Now that passt supports vhost-user operation, the integration in KubeVirt is in progress (one step here), and that will be another form of fast user-mode data path.
Perhaps this pull request (I didn't thoroughly go through all the commits, though) should mention this peculiarity ("hardware-attached"? "hardware direct"?) to avoid confusion.
How long is drop using Live Migration?
Also by the way, what we do in passt now is to save, migrate, and restore TCP queues using the TCP_REPAIR socket option. I guess one could do something similar with DPDK, eventually (migrating pending queue slots). I'm mentioning this because, as a step to enable passt migration, vhost-user-based migration of virtio-net back-ends was implemented in QEMU (https://patchew.org/QEMU/[email protected]/). A direct back-end could probably do something similar.
[APPROVALNOTIFIER] This PR is NOT APPROVED
This pull-request has been approved by: Once this PR has been reviewed and has the lgtm label, please assign vladikr for approval. For more information see the Code Review Process.
The full list of commands accepted by this bot can be found here.
Approvers can indicate their approval by writing /approve in a comment
Approvers can cancel approval by writing /approve cancel in a comment
Pull requests that are marked with lgtm should receive a review
from an approver within 1 week.
After that period the bot marks them with the label needs-approver-review.
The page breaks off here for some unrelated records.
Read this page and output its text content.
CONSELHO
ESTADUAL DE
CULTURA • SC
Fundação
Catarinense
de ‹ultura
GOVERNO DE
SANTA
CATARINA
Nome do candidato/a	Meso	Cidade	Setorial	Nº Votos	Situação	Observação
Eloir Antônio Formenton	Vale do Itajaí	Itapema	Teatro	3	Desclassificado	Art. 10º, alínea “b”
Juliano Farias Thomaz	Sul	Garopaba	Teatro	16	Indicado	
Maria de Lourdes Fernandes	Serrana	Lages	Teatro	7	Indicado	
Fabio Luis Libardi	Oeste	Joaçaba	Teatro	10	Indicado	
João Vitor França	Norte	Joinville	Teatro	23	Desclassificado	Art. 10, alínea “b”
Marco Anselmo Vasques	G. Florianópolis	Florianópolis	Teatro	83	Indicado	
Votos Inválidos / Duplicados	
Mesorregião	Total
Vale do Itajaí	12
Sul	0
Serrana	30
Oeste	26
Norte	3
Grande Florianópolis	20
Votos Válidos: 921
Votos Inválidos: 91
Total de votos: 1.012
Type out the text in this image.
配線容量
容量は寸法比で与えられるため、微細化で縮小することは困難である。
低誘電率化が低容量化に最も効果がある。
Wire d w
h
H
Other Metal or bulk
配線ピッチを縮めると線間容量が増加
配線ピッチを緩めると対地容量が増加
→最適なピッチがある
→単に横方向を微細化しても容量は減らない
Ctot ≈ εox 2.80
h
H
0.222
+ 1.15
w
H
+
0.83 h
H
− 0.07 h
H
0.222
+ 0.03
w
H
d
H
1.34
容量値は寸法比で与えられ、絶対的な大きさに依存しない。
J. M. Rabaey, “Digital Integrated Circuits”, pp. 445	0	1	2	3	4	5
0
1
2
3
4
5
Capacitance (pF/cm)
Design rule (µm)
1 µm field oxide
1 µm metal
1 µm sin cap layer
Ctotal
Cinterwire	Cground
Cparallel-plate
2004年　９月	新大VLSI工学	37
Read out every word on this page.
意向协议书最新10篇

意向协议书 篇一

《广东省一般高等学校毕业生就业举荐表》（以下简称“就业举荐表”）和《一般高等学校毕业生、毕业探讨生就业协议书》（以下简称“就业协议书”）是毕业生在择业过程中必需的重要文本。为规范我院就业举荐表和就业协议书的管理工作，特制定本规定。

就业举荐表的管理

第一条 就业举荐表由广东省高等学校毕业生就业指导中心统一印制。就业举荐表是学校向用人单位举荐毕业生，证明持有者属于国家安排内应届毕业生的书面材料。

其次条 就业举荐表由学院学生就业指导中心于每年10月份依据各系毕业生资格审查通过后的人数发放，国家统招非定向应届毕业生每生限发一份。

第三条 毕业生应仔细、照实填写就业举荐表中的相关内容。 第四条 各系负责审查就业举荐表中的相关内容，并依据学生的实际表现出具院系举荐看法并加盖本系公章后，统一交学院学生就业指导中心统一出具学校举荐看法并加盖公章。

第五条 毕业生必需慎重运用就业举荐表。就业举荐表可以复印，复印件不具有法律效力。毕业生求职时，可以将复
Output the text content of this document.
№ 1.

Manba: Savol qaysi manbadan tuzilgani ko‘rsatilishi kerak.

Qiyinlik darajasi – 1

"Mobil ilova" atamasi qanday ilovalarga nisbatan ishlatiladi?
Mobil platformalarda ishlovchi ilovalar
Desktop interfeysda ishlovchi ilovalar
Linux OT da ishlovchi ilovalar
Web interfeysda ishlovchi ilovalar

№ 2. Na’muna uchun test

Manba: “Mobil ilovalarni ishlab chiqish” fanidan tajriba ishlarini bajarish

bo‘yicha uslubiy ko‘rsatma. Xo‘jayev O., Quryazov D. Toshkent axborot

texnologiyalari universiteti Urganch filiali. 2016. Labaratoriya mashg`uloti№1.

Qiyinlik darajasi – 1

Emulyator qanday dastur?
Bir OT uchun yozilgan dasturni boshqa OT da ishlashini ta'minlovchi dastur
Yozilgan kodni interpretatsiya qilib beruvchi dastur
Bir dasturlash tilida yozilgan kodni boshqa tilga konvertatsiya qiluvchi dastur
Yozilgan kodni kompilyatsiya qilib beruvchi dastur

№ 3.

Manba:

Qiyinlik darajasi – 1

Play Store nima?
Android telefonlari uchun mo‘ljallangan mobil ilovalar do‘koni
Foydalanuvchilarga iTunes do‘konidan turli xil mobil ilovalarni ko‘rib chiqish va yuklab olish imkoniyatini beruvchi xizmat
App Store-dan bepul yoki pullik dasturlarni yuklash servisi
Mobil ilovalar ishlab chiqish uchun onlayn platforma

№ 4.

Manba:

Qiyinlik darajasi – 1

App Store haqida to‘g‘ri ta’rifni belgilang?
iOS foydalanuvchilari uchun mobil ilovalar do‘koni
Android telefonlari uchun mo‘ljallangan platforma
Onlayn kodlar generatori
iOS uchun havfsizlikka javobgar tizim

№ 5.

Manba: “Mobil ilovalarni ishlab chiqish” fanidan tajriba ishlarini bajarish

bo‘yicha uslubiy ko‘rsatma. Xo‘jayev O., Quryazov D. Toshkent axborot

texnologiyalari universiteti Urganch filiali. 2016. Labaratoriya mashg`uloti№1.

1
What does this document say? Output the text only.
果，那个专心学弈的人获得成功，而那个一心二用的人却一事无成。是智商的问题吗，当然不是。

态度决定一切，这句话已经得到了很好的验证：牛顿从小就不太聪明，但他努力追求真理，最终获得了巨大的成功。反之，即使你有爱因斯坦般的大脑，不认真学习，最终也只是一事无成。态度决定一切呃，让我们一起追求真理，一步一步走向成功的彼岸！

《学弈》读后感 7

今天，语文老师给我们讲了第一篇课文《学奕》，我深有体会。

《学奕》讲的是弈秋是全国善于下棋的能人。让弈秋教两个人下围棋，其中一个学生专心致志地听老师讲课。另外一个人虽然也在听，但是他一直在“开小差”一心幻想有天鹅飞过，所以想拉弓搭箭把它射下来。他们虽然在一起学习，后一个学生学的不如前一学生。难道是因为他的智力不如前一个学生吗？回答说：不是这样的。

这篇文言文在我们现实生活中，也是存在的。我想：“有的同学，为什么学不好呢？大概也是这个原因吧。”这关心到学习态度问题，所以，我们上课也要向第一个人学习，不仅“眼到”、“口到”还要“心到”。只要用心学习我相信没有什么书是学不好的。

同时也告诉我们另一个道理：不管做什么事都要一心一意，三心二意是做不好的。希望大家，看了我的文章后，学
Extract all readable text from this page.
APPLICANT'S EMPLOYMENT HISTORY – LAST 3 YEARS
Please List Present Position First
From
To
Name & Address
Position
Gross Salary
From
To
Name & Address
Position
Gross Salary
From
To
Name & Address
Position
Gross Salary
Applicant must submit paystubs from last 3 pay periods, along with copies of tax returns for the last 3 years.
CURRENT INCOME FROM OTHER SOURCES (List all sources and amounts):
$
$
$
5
/label needs-approver-review
Hi @bgaussen Thanks for the feature and design.
Can you please check the approach we did about the requested shared volume ? https://github.com/kubevirt/kubevirt/pull/14623
The PR refactors the current shared mount, in a way that each container will have a dedicated SubPath, and then in the new sidecar volumeMount you will be able to create a folder and your socket in it. Thanks
Hi @oshoval ,
Thank you for the VEP and its implementation!
Can you please check the approach we did about the requested shared volume ?kubevirt/kubevirt#14623
The PR refactors the current shared mount, in a way that each container will have a dedicated SubPath, and then in the new sidecar volumeMount you will be able to create a folder and your socket in it. Thanks
This looks good to me. Thank you for having made it generic for any binding plugin. Adapting our vhostuser binding implementation, getting the CONTAINER_NAME env and creating the sub directory in the hooks socket shared dir should be quite straightforward.
Hi Benoit
https://github.com/kubevirt/kubevirt/pull/14768 was merged
just need to get the sidecar's mount path + new env var CONTAINER_NAME as you said to determine the path on compute container,
and to create a new folder on the sidecar that will host the new data plane socket,
all info should be in the PR, please let us know if anything is missing / required.
Please note that path of Unix socket is limited to 108 bytes https://linux.die.net/man/7/unix we have enough extra bytes, and i believe it is known, just in case
Thank you
Thank you @oshoval for your great work.
We'll implement the new env CONTAINER_NAME + dir ASAP in our binding plugin and keep you updated.